Esta semana, ese fue el dilema de fondo del debate por la final River-Boca y el acceso de la hinchada visitante al estadio. En un segundo, los medios se llenaron con las mismas preguntas: ¿estamos capacitados los argentinos para convivir con el que tiene camiseta contraria? ¿Somos lo suficientemente maduros para fumarnos una derrota y regresar a casa sin proponernos quemar el mundo y exterminar a los victoriosos? El gobierno, en lugar de decir que sí, que somos un pueblo maduro, eligió comunicar su posición desde un lado más coyuntural: gane quien gane, pierda quien pierda, habrá un desembarco a la Normandía de seguridad para controlar el asunto. No vamos a quemar el mundo y exterminar a los victoriosos porque no queramos. No lo haremos porque no nos van a dejar hacerlo.

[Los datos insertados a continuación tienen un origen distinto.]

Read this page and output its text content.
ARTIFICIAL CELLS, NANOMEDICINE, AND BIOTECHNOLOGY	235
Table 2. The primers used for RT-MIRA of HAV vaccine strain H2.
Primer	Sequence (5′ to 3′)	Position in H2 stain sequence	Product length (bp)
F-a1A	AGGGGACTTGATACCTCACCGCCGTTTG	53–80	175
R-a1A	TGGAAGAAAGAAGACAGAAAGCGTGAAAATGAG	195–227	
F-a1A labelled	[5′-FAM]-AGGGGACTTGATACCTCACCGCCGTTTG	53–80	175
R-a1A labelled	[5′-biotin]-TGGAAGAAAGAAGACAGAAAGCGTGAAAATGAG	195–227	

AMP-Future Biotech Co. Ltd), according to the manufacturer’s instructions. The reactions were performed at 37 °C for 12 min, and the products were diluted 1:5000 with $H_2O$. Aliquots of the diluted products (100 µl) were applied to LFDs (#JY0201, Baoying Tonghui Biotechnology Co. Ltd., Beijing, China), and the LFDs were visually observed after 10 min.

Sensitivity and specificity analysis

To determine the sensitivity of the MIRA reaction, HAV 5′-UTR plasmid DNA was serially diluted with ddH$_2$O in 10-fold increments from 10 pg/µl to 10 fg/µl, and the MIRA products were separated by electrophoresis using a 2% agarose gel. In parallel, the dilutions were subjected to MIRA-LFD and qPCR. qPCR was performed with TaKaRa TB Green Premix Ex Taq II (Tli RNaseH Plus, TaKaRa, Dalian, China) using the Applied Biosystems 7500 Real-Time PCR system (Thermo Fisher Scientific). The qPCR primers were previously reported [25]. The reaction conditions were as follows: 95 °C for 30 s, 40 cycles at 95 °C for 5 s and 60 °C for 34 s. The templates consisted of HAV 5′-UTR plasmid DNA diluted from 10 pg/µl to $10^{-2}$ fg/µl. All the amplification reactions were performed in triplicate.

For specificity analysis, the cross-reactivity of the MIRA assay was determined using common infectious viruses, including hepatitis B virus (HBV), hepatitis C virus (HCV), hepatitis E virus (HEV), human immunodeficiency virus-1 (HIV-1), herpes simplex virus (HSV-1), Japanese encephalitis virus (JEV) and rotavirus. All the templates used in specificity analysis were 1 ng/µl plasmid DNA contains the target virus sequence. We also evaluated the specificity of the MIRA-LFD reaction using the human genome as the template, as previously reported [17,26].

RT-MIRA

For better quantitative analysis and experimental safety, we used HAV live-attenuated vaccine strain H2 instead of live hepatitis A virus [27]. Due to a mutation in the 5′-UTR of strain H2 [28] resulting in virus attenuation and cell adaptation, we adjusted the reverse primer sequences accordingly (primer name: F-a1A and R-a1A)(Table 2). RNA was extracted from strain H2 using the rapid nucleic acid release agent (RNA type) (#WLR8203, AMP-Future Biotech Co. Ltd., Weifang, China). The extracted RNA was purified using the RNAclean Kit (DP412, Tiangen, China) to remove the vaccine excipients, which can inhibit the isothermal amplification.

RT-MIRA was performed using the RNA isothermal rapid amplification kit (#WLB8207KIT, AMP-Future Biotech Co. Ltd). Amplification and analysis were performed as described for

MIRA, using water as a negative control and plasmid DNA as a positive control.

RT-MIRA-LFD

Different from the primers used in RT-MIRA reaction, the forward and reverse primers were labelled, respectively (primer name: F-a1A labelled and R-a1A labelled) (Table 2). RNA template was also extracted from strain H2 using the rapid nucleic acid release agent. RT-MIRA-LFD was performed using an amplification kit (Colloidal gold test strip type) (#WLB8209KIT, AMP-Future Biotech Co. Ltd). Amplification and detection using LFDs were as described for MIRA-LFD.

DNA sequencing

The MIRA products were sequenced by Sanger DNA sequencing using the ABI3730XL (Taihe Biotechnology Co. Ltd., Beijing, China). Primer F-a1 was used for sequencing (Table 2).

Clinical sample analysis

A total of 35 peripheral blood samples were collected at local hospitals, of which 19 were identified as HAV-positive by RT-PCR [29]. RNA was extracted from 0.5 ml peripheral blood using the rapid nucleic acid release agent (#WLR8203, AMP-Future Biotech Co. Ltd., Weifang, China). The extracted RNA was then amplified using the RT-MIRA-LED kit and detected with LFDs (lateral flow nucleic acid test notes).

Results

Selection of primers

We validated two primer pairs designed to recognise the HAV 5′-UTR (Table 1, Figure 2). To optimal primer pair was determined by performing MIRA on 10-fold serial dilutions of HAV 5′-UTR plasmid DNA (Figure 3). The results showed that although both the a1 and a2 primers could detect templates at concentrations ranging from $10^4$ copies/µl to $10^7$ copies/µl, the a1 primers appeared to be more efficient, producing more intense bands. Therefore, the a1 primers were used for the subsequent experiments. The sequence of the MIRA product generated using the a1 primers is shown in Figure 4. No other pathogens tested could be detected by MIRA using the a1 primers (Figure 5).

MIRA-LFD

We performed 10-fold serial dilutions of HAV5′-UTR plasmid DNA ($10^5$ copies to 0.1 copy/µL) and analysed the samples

Los argentinos somos bipolares, agrietados, blanco y negro. Aseguramos que cada uno tiene derecho a defender su propia inclinación sexual –y que hasta eso se imprima en el documento-. Pero no a su propia libertad de pensamiento: si uno sostiene lo que piensa y no coincide con el discurso hegemónico mediático, agarrate.

La Argentina es hervidero puro. Descalabro resbaladizo. Somos niños de pecho a cargo de un país hermoso, cargado de recursos que son la envidia del planeta y aún así, caemos en picada. Y ni podemos, desde hace tiempo, aceptar un hecho tan simple como que haya en la misma cancha gente con otra camiseta.

Paradojas de la vida: una nación cada vez más tolerante de las minorías, es incapaz de tolerar otra camiseta que no sea la suya. Mezcla rara de veganismo y despotismo intelectual. El tiempo dirá y la final River Boca también dirán, si estamos para primer grado o merecemos vivir por siempre en salita roja.